Manali Patel, M.D., M.P.H., is a thoracic oncologist and health services researcher at the Stanford University School of Medicine and the Veterans Affairs Palo Alto Healthcare System. Her experience lies in designing, implementing and evaluating new models of care delivery aimed at achieving cancer health equity. She's chaired ASCO’s Health Equity committee and has been a leader in addressing disparities across the care continuum.
She noted that participating in a clinical trial is often the best treatment option for an individual with cancer. Yet racial and ethnic minorities, low-income Americans, the uninsured, and those living in rural communities are less likely to participate in clinical trials. For instance, only 5 percent of clinical trial participants are Black despite making up 13 percent of the population.

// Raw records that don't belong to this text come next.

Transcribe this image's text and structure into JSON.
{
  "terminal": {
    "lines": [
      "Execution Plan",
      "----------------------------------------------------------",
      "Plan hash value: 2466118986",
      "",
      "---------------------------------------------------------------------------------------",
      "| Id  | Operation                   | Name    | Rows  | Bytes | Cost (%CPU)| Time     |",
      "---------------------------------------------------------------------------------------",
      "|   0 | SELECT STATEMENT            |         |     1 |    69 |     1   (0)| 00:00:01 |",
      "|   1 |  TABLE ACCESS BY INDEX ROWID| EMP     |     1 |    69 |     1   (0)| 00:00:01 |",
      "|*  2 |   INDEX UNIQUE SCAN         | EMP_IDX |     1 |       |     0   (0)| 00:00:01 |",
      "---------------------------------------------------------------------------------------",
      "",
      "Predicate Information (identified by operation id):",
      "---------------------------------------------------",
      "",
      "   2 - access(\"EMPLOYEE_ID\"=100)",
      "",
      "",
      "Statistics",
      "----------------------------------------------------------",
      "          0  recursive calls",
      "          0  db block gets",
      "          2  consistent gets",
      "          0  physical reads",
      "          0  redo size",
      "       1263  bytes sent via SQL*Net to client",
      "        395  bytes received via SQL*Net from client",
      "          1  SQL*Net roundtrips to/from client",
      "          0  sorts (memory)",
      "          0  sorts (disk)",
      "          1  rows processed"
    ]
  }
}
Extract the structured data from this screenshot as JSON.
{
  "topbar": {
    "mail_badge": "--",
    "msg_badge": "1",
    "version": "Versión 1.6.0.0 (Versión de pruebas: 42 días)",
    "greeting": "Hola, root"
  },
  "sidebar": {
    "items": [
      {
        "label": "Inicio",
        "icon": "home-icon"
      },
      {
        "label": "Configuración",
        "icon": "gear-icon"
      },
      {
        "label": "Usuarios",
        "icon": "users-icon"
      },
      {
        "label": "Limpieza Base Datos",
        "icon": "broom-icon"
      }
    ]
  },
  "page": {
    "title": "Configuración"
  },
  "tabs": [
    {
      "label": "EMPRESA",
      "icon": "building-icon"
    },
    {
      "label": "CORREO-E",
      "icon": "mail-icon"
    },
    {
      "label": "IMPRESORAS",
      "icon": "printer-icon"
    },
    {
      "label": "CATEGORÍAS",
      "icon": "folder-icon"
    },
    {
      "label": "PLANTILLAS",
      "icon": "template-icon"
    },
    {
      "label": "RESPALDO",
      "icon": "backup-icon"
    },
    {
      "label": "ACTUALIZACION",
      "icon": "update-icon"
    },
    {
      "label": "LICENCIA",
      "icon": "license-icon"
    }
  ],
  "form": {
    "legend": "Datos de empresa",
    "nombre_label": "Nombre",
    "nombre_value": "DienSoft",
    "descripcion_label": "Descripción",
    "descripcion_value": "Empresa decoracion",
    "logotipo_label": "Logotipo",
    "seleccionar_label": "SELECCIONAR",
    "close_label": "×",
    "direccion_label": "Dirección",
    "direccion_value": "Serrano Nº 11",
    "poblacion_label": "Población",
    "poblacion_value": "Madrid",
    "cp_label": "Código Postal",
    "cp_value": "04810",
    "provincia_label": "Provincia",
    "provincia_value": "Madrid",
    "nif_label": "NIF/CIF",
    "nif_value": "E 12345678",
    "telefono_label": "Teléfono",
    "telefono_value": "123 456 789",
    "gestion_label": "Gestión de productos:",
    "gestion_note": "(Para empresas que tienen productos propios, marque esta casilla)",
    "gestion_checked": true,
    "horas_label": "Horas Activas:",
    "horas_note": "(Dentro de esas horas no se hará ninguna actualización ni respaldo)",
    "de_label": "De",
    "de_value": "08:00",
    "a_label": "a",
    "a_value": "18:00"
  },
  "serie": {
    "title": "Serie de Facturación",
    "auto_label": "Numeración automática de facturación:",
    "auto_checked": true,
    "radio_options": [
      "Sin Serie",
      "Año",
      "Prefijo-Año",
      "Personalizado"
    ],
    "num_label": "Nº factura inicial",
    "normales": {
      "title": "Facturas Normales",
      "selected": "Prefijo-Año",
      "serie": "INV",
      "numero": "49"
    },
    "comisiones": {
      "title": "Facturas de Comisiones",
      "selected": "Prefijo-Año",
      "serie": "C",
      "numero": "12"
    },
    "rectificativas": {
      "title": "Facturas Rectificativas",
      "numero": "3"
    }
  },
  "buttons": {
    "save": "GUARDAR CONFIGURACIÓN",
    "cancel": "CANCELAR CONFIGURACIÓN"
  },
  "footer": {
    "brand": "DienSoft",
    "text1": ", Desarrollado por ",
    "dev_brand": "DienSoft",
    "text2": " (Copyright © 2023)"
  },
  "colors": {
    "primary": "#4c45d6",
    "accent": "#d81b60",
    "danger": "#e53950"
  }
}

“Very personalized precision medicine has transformed and improved patient outcomes, but only for a subset of the population,” Patel said. “We simply are not doing a good job of providing basic cancer care. When populations are excluded from research, that research certainly may not benefit all of these populations. And it is imperative, therefore, that we really over-recruit historically excluded populations, so that all populations can stand to benefit from the novel advancements in cancer, making sure that these are not only applicable, but also accessible to populations.”
If we're really serious about achieving cancer equity, we must ensure that all populations can benefit from the research on which these advances are developed, which means that we must include all populations in this research and make sure that these trial populations are representative, Patel said. “Partnerships are really key. We've partnered with community-based organizations. We hire and train community health workers to engage patients not only in their cancer care to ensure that basic care is provided, but also in helping to provide awareness regarding the importance of clinical trial opportunities.”
Patel described a recent study she worked on published in the Journal of Clinical Oncology Practice that describes a partnership with a labor union organization in Chicago. “We trained the community health workers. We also designed payer benefits such that coverage of usual cancer care was covered,” she said. “We also included coverage of social determinants of health such as transportation and childcare, which we know sometimes make it impossible for patients to even receive care much less participate in a clinical trial. And there we quadrupled the enrollment of historically excluded populations and cancer clinical trials simply by redesigning the process with these partnerships.”
Another aspect to consider is rethinking how we design clinical trials to make it easier for people to participate, Patel said. “I think COVID has taught us many lessons, one of which was that we can divorce aspects of clinical care from sites that are far and inconvenient for particular patient populations. In fact, all patients probably would prefer to receive care and some aspects of care in their homes. So why not rethink how to deconstruct clinical trials — take components that can be provided in patients’ homes and make them more convenient so that the populations who we really want to include in these trials can actually participate. And that's really where the community-based organizations can help.”